The decision to relocate the station was made following discussions with the Bavarian government, according to a National Security Agency spokeswoman. "As a result of that consultation, it was determined that closing that facility was the wisest course to take."

NSA and U.S. military officials gave no further indication of the reason for the closing, other than to say the forces there "will be consolidated and realigned."

The reported 1,800 American personnel working at Bad Aibling include Army, Navy, and Air Force intelligence units and civilians with the NSA, headquartered at Fort Meade, Md. According to the official, some of the civilian personnel will return to the United States and some will be transferred to other posts.

"The mission will remain, but be done elsewhere," said the NSA official. "It's not the end of the mission of the Bad Aibling station."

"I would say that, to the first approximation, anything they could do at Bad Aibling they could do at Menwith Hill. … I'd be really suprised if they were losing anything," says John Pike, director of the GlobalSecurity.org in Washington, D.C.

Some 150 Germans reportedly work there as well.

'Echelon' Under Fire

Created in 1947, Bad Aibling was considered a key post for eavesdropping on Soviet and Eastern European communications during the Cold War. After the Cold War, its missions evolved, but the station still has been considered essential.
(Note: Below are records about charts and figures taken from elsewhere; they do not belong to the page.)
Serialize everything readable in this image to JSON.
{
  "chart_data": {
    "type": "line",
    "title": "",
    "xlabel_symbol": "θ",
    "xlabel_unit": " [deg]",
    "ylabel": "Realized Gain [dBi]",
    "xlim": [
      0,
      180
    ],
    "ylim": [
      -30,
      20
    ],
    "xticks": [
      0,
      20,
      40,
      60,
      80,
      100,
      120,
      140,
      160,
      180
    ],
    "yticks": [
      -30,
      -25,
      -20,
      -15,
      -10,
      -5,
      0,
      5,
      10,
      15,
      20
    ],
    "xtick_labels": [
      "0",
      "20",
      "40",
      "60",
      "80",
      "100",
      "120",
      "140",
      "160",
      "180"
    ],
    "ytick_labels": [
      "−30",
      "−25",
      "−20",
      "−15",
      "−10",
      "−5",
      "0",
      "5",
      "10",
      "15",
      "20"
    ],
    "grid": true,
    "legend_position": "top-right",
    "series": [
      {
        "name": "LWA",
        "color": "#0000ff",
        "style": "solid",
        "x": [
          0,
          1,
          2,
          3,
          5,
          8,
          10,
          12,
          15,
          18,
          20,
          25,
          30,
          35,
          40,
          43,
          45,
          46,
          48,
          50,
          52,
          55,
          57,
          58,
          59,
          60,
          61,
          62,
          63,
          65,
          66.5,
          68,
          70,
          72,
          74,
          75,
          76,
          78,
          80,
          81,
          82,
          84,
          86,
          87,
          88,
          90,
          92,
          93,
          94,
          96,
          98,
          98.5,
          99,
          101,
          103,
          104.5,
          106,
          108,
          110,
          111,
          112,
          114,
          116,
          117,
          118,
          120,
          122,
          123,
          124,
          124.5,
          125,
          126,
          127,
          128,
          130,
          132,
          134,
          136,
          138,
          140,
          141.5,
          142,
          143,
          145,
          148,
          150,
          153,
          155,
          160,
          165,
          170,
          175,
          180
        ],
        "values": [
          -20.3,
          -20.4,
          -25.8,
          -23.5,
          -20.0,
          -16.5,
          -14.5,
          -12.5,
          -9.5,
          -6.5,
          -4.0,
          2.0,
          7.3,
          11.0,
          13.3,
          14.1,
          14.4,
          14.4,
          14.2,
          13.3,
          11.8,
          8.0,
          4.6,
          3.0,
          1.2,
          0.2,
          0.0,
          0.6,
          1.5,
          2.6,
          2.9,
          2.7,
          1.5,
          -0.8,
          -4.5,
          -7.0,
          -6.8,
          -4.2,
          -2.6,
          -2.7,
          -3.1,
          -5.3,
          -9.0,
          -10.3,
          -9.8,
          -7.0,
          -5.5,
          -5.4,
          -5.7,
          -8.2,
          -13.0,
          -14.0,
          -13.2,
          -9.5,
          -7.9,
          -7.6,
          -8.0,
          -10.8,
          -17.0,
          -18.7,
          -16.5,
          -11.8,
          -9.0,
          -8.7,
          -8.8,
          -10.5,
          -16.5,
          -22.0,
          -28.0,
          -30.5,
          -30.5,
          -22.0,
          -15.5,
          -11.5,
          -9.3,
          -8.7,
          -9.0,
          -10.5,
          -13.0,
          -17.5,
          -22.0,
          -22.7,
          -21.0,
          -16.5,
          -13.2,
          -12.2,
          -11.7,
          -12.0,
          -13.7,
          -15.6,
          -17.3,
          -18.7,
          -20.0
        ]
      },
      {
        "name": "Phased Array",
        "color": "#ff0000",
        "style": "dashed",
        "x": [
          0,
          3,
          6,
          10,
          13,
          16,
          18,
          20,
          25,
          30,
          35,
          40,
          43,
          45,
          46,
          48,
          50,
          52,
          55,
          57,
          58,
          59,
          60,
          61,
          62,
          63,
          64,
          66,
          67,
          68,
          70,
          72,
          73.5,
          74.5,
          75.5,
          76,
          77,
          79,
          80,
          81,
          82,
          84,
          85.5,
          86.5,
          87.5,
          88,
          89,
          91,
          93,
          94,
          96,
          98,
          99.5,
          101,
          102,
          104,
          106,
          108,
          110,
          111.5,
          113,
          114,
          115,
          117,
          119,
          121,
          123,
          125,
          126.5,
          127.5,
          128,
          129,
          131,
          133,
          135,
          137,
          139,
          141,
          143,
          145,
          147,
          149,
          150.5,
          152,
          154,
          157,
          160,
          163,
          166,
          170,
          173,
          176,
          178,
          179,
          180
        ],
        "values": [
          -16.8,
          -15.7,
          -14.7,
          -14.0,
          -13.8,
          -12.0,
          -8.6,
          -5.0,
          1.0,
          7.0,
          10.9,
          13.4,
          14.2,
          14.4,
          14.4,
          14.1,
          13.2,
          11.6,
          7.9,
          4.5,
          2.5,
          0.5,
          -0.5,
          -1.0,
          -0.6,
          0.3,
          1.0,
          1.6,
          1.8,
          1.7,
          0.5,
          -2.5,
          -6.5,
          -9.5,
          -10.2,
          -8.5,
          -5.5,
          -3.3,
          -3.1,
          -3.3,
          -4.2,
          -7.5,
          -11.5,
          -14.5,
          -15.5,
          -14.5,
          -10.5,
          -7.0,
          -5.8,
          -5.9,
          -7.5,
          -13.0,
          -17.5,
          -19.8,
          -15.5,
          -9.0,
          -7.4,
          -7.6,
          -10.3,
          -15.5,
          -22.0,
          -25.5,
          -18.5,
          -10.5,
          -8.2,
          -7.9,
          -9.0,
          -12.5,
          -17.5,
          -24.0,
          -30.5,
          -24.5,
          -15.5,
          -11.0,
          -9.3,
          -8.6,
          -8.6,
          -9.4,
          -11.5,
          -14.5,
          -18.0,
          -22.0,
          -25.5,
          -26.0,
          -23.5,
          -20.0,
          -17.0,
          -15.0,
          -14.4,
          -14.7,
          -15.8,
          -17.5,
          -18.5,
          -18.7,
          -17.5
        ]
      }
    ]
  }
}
"Bad Aibling Station is an integral part of the Department of Defense communications network and provides support to U.S. and allied interests," said a press statement released today by the U.S. Army Intelligence and Security Command, which announced the closing.

However, some European politicians have alleged with increasing volume that the station and its sister station at Menwith Hill, U.K., have been eavesdropping on German and other European commercial concerns and citizens.
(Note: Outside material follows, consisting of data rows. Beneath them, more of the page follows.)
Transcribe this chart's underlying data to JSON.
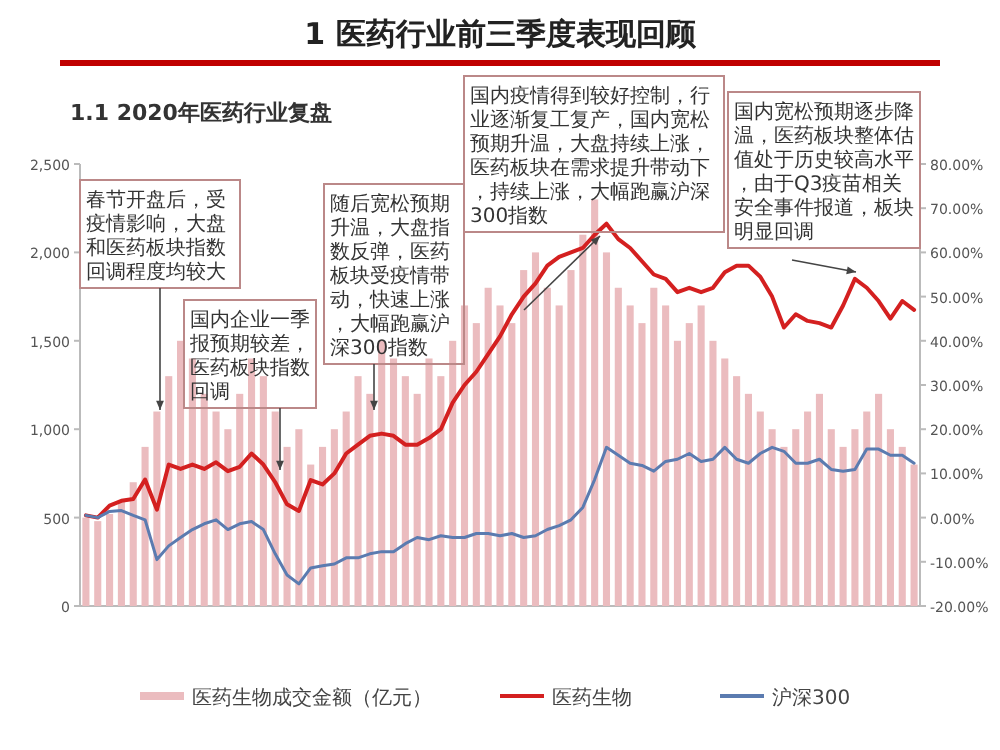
{
  "chart_data": {
    "type": "bar",
    "title": "1 医药行业前三季度表现回顾",
    "subtitle": "1.1 2020年医药行业复盘",
    "annotations": [
      "春节开盘后，受疫情影响，大盘和医药板块指数回调程度均较大",
      "国内企业一季报预期较差，医药板块指数回调",
      "随后宽松预期升温，大盘指数反弹，医药板块受疫情带动，快速上涨，大幅跑赢沪深300指数",
      "国内疫情得到较好控制，行业逐渐复工复产，国内宽松预期升温，大盘持续上涨，医药板块在需求提升带动下，持续上涨，大幅跑赢沪深300指数",
      "国内宽松预期逐步降温，医药板块整体估值处于历史较高水平，由于Q3疫苗相关安全事件报道，板块明显回调"
    ],
    "categories": [
      null,
      null,
      null,
      null,
      null,
      null,
      null,
      null,
      null,
      null,
      null,
      null,
      null,
      null,
      null,
      null,
      null,
      null,
      null,
      null,
      null,
      null,
      null,
      null,
      null,
      null,
      null,
      null,
      null,
      null,
      null,
      null,
      null,
      null,
      null,
      null,
      null,
      null,
      null,
      null,
      null,
      null,
      null,
      null,
      null,
      null,
      null,
      null,
      null,
      null,
      null,
      null,
      null,
      null,
      null,
      null,
      null,
      null,
      null,
      null,
      null,
      null,
      null,
      null,
      null,
      null,
      null,
      null,
      null,
      null,
      null
    ],
    "ylim": [
      0,
      2500
    ],
    "yticks": [
      0,
      {
        "value": 500,
        "label": "500"
      },
      {
        "value": 1000,
        "label": "1,000"
      },
      {
        "value": 1500,
        "label": "1,500"
      },
      {
        "value": 2000,
        "label": "2,000"
      },
      {
        "value": 2500,
        "label": "2,500"
      }
    ],
    "y2lim": [
      -20,
      80
    ],
    "y2ticks": [
      {
        "value": -20,
        "label": "-20.00%"
      },
      {
        "value": -10,
        "label": "-10.00%"
      },
      {
        "value": 0,
        "label": "0.00%"
      },
      {
        "value": 10,
        "label": "10.00%"
      },
      {
        "value": 20,
        "label": "20.00%"
      },
      {
        "value": 30,
        "label": "30.00%"
      },
      {
        "value": 40,
        "label": "40.00%"
      },
      {
        "value": 50,
        "label": "50.00%"
      },
      {
        "value": 60,
        "label": "60.00%"
      },
      {
        "value": 70,
        "label": "70.00%"
      },
      {
        "value": 80,
        "label": "80.00%"
      }
    ],
    "legend": "bottom",
    "series": [
      {
        "name": "医药生物成交金额（亿元）",
        "color": "#ebbcbf",
        "values": [
          500,
          480,
          520,
          600,
          700,
          900,
          1100,
          1300,
          1500,
          1400,
          1200,
          1100,
          1000,
          1200,
          1400,
          1300,
          1100,
          900,
          1000,
          800,
          900,
          1000,
          1100,
          1300,
          1200,
          1500,
          1400,
          1300,
          1200,
          1400,
          1300,
          1500,
          1700,
          1600,
          1800,
          1700,
          1600,
          1900,
          2000,
          1800,
          1700,
          1900,
          2100,
          2300,
          2000,
          1800,
          1700,
          1600,
          1800,
          1700,
          1500,
          1600,
          1700,
          1500,
          1400,
          1300,
          1200,
          1100,
          1000,
          900,
          1000,
          1100,
          1200,
          1000,
          900,
          1000,
          1100,
          1200,
          1000,
          900,
          800
        ]
      },
      {
        "name": "医药生物",
        "type": "line",
        "axis": "y2",
        "color": "#d42020",
        "values": [
          0.5,
          0,
          2.7,
          3.8,
          4.2,
          8.6,
          1.8,
          12,
          11,
          12,
          11,
          12.5,
          10.5,
          11.5,
          14.5,
          12,
          8,
          3,
          1.5,
          8.5,
          7.5,
          10,
          14.5,
          16.5,
          18.5,
          19,
          18.5,
          16.5,
          16.5,
          18,
          20,
          26,
          30,
          33,
          37,
          41,
          46,
          50,
          53,
          57,
          59,
          60,
          61,
          64,
          66.5,
          63,
          61,
          58,
          55,
          54,
          51,
          52,
          51,
          52,
          55.5,
          57,
          57,
          54.5,
          50,
          43,
          46,
          44.5,
          44,
          43,
          48,
          54,
          52,
          49,
          45,
          49,
          47
        ]
      },
      {
        "name": "沪深300",
        "type": "line",
        "axis": "y2",
        "color": "#5b7bb0",
        "values": [
          0.5,
          0,
          1.4,
          1.6,
          0.5,
          -0.5,
          -9.5,
          -6.4,
          -4.5,
          -2.7,
          -1.4,
          -0.5,
          -2.7,
          -1.4,
          -0.9,
          -2.7,
          -8.2,
          -13,
          -15,
          -11.4,
          -10.9,
          -10.5,
          -9.1,
          -9.1,
          -8.2,
          -7.7,
          -7.7,
          -5.9,
          -4.5,
          -5,
          -4.1,
          -4.5,
          -4.5,
          -3.6,
          -3.6,
          -4.1,
          -3.6,
          -4.5,
          -4.1,
          -2.7,
          -1.8,
          -0.5,
          2.3,
          8.6,
          15.9,
          14.1,
          12.3,
          11.8,
          10.5,
          12.7,
          13.2,
          14.5,
          12.7,
          13.2,
          15.9,
          13.2,
          12.3,
          14.5,
          15.9,
          15,
          12.3,
          12.3,
          13.2,
          10.9,
          10.5,
          10.9,
          15.5,
          15.5,
          14.1,
          14.1,
          12.3
        ]
      }
    ]
  }
}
Last month, the European Union released a report alleging the system, including Bad Aibling, has been dedicated to eavesdropping on European civilians and companies, sometimes for industrial espionage.

The report argued the system violates EU law by gathering communications for purposes other than purely intelligence matters, and possibly violates European Union privacy rights.

Former CIA director James Woolsey, who led the agency from 1993 to 1995, said in various forums last year that European communications had been intercepted by the United States showing evidence of bribery by European companies to try to win international deals, information that had been used by the U.S. government against the companies.

Stories regularly surface in the German press of German companies alleging their communications are being intercepted by the Americans. Last June, the U.S. government took an unprecedented step to try to assuage those concerns. They allowed officials from the German Budestag, the parliament, to visit the supersecret facility to assure them it is not being used for economic espionage against German companies.

"With the end of the Cold War, I think it became increasingly difficult to explain why you had both Bad Aibling and Menwith Hill," says Pike. "And if the German politicians were getting antsy about Bad Aibling in a way that the British politicians were not about Menwith Hill, then I think it wouldn't be terribly difficult to see why that source of political irritation would be removed without any great loss to the nebulous control authority."

The announcement today of the decision to leave Bad Aibling may not have been fully anticipated by Washington. Congress in 1999 appropriated money for infrastructure and quality of life improvements at Bad Aibling and Menwith Hill for 2000 and 2001, as it did in 1998 and 1999.